Like we mentioned in a previous blog, coronavirus has forever changed the way we work and how we regard safety in the workplace.
If you’re considering bringing your employees back to the office, you need to ensure that you’re doing everything you can to keep them healthy and safe. The Occupational Safety and Health Administration (OSHA) released some guidelines for returning to work. Below are some of our key takeaways.
Perform a Hazard Assessment
Prior to employees returning to the office, perform a hazard assessment. Depending on the size of your company, this may take one person or a whole team of people. According to OSHA, one way to implement this is to “assess all job tasks performed by or job categories held by employees to determine which job tasks or job categories involve occupational exposure.” You will also want to consider outbreak conditions and the status of your local community.

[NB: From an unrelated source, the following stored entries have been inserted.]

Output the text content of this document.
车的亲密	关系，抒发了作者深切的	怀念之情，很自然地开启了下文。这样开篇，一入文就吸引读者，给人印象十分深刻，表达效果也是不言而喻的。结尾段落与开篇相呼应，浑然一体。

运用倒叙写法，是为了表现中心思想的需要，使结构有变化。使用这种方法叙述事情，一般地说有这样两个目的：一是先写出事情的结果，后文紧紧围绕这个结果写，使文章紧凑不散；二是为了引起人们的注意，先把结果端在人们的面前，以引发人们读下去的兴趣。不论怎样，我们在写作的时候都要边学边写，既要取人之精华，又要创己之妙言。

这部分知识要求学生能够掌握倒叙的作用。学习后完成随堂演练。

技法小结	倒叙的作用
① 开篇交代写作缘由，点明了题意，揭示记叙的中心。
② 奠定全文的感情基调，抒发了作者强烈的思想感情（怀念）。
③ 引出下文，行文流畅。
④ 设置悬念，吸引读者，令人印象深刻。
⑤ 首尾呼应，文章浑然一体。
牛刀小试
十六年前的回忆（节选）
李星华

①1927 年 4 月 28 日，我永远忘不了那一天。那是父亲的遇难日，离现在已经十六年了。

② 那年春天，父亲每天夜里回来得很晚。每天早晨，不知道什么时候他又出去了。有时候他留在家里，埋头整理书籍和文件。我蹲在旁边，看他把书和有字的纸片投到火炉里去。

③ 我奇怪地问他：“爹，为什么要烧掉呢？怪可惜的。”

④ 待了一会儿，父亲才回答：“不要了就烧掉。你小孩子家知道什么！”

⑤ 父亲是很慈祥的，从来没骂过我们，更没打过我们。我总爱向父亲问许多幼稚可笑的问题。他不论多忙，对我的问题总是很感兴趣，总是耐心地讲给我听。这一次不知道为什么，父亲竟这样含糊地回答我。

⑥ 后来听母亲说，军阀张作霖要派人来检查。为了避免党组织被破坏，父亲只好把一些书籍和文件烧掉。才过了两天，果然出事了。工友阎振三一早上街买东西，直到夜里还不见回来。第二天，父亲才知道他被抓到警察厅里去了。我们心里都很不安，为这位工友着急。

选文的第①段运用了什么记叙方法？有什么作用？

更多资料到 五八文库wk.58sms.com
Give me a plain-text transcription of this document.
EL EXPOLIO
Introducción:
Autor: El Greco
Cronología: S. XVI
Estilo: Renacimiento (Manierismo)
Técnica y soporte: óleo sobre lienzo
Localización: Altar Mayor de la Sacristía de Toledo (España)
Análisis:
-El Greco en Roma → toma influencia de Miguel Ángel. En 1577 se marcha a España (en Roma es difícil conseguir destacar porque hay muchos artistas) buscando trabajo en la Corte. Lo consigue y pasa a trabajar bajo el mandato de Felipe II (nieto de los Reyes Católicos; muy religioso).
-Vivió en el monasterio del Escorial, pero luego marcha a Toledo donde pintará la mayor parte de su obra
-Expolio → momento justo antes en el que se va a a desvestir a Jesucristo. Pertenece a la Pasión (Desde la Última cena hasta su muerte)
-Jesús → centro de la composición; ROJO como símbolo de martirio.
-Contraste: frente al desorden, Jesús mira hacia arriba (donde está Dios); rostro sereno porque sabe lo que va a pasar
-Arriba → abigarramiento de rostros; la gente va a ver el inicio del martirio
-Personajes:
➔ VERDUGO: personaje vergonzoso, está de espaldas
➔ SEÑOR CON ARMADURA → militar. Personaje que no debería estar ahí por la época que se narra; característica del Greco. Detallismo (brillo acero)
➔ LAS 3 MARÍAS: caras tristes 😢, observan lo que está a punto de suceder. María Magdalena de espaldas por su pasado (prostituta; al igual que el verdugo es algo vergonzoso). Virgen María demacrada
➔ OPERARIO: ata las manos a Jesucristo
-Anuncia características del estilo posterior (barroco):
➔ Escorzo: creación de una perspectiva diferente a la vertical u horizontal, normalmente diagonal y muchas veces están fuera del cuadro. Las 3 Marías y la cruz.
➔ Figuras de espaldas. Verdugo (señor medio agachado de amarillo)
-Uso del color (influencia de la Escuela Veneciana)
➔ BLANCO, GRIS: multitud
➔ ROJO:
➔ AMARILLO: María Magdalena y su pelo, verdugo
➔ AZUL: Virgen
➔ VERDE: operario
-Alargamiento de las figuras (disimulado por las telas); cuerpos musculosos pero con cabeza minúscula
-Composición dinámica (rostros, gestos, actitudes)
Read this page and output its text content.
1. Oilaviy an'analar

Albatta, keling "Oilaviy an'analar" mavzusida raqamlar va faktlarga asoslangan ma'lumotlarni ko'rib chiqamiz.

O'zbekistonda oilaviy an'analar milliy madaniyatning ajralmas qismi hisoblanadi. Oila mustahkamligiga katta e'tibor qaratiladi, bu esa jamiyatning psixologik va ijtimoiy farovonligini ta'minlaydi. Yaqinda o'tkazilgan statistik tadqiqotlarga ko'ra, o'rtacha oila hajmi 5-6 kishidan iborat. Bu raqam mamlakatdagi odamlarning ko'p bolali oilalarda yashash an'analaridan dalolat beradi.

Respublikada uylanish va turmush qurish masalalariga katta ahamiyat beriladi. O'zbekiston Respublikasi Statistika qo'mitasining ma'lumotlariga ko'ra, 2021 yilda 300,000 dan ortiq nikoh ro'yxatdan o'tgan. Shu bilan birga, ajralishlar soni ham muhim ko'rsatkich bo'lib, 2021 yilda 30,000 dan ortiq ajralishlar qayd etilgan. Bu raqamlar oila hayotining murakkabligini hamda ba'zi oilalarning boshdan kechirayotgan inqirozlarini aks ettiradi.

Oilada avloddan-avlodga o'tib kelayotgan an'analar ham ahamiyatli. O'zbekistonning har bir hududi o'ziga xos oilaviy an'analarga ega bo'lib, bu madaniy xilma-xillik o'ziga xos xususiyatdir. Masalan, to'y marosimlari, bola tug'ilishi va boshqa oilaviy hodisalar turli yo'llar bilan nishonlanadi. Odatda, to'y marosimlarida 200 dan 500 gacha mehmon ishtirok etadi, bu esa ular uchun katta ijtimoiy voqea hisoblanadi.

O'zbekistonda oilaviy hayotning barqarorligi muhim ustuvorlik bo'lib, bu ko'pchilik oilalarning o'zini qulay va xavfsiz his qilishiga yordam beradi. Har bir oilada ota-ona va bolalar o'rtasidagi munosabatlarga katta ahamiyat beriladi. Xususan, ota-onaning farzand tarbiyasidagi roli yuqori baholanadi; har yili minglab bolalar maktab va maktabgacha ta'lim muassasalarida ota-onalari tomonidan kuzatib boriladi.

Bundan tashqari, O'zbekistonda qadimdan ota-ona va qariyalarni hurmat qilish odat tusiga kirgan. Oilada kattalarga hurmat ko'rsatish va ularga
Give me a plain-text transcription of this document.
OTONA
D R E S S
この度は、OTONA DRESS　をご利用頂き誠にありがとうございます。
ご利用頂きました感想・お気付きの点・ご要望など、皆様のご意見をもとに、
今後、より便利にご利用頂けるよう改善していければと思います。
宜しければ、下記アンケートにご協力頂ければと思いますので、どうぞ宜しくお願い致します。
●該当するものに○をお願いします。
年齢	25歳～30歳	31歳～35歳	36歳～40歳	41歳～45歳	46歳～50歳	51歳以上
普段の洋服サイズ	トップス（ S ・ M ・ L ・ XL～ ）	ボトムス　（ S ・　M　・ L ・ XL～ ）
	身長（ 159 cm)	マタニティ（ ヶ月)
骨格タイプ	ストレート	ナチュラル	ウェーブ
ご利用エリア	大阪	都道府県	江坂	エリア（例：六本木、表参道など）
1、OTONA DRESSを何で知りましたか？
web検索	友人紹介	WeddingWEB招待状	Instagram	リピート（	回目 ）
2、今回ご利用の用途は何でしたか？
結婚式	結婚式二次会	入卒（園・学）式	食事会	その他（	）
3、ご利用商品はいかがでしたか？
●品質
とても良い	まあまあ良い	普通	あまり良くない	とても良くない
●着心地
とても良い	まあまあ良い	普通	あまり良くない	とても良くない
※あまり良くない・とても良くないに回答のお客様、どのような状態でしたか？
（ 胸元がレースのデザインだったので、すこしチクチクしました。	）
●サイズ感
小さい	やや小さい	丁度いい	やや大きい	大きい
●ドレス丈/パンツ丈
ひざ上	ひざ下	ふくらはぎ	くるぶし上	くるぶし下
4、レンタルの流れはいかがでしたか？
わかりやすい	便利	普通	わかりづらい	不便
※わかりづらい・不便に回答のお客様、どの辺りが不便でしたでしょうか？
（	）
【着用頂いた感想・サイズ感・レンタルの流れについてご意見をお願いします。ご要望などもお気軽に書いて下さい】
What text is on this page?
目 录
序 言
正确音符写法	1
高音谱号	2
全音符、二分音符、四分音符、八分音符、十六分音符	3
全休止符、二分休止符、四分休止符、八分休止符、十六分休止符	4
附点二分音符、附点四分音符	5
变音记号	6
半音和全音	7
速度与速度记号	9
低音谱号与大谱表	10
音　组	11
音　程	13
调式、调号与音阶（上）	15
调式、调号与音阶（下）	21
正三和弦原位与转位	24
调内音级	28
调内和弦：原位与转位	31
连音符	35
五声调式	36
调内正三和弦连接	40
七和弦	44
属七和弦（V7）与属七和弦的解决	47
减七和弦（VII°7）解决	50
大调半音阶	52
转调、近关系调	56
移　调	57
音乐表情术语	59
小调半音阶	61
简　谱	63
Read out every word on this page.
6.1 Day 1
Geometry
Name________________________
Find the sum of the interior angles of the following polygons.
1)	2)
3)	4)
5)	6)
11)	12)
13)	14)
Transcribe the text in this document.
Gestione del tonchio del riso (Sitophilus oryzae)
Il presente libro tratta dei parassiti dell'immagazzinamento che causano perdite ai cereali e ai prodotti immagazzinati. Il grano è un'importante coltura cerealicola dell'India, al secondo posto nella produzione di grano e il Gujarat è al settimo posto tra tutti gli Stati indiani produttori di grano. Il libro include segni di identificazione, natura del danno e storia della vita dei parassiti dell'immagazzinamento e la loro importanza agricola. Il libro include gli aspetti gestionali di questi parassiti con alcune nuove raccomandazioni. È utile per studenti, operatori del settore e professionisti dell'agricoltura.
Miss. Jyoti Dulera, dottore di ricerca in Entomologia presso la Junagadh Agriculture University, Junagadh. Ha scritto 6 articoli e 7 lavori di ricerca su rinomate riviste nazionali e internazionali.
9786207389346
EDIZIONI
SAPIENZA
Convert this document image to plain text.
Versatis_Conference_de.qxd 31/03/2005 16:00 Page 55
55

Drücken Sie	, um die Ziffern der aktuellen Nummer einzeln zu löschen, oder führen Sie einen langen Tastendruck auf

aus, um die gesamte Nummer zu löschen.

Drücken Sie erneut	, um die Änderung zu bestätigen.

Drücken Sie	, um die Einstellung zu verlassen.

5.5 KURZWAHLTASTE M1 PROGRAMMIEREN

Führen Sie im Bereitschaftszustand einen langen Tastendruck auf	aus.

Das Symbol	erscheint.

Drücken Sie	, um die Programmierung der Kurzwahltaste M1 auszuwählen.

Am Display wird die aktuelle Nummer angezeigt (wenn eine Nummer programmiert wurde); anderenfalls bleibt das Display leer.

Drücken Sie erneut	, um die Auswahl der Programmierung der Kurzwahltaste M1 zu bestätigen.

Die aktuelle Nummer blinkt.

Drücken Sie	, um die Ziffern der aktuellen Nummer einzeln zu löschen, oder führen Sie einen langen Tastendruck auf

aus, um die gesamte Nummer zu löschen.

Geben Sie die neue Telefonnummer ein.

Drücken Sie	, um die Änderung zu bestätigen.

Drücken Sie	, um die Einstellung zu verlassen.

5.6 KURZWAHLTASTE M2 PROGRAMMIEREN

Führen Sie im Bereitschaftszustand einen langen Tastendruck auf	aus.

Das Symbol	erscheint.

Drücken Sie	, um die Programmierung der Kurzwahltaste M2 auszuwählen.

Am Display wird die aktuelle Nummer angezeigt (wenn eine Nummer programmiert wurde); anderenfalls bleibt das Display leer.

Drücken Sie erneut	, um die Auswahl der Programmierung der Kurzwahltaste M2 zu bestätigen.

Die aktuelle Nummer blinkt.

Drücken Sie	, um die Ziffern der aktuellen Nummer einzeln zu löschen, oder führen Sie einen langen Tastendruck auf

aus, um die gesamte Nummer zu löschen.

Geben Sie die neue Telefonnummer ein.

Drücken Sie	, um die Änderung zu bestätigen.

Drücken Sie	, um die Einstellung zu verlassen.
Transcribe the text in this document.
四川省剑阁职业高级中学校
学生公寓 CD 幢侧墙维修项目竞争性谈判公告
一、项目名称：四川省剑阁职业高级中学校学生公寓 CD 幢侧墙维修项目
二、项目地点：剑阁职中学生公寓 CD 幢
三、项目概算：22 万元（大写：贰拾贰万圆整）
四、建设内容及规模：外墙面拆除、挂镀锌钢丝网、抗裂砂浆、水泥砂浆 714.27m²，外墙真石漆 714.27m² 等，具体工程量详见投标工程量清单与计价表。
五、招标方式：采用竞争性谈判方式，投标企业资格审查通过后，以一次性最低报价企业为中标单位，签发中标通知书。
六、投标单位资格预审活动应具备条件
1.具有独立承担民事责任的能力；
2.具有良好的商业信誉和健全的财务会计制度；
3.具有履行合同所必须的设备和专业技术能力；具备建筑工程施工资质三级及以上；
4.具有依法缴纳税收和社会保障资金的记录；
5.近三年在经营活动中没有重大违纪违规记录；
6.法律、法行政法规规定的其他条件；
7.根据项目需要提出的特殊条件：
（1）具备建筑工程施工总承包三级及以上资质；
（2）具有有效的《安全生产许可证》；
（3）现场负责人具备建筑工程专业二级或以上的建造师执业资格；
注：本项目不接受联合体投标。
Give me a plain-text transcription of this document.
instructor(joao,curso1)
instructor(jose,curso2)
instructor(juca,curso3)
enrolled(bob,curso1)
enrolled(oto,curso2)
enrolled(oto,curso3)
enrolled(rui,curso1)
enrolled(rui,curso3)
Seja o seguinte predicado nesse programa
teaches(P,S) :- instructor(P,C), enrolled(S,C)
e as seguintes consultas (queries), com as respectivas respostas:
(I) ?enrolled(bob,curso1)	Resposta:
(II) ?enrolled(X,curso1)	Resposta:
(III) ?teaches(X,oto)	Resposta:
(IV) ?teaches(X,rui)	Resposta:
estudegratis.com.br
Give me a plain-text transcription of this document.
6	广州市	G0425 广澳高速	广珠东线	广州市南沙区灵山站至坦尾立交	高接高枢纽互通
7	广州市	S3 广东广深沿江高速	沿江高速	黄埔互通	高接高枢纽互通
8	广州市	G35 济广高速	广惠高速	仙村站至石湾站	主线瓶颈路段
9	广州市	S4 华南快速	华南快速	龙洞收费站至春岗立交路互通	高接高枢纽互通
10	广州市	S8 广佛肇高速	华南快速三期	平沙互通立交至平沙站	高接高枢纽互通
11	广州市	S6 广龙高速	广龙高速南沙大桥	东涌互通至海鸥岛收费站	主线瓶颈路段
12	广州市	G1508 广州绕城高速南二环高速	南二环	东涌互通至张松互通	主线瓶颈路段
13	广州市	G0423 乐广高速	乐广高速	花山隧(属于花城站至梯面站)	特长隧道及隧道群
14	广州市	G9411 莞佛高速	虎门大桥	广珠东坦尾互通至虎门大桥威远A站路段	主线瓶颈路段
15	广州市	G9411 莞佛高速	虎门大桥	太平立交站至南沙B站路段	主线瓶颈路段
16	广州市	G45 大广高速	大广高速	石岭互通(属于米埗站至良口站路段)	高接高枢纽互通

Provide Adequate Sick Time or Paid Time Off
Time off is something else that looks drastically different post-COVID. If an employee contracts COVID, they will need at least 10-14 days of self isolation. They need to have enough sick and paid time off to cover their quarantine period. Also, it’s recommended that you allow them paid time off to receive and recover from their vaccination.
Social distancing is something that the CDC and medical professionals all over the world recommend that people practice in order to limit their chance of getting sick. If you own a brick and mortar store, you might want to consider limiting your business occupancy to allow for adequate distancing between employees and customers. For traditional office spaces, make sure your employees have safe space between one another. This will not only help keep your employees from falling ill with coronavirus, but it will also make them feel more protected and sure about being in the office.
Provide Masks, Hand Sanitizer, Gloves Etc.
Especially if you run a consumer-facing business, it’s important to have proper protection for your employees. Keep hand sanitizer at designated spaces around your office or business. Provide plastic gloves and masks. For common lunch areas, provide paper towels, plates, plastic cups, forks and knives so to prevent cross contamination with dishes. You may be calculating the cost of these items in your head right now, but we promise you that the benefits of keeping your employees safe will heavily outweigh the costs.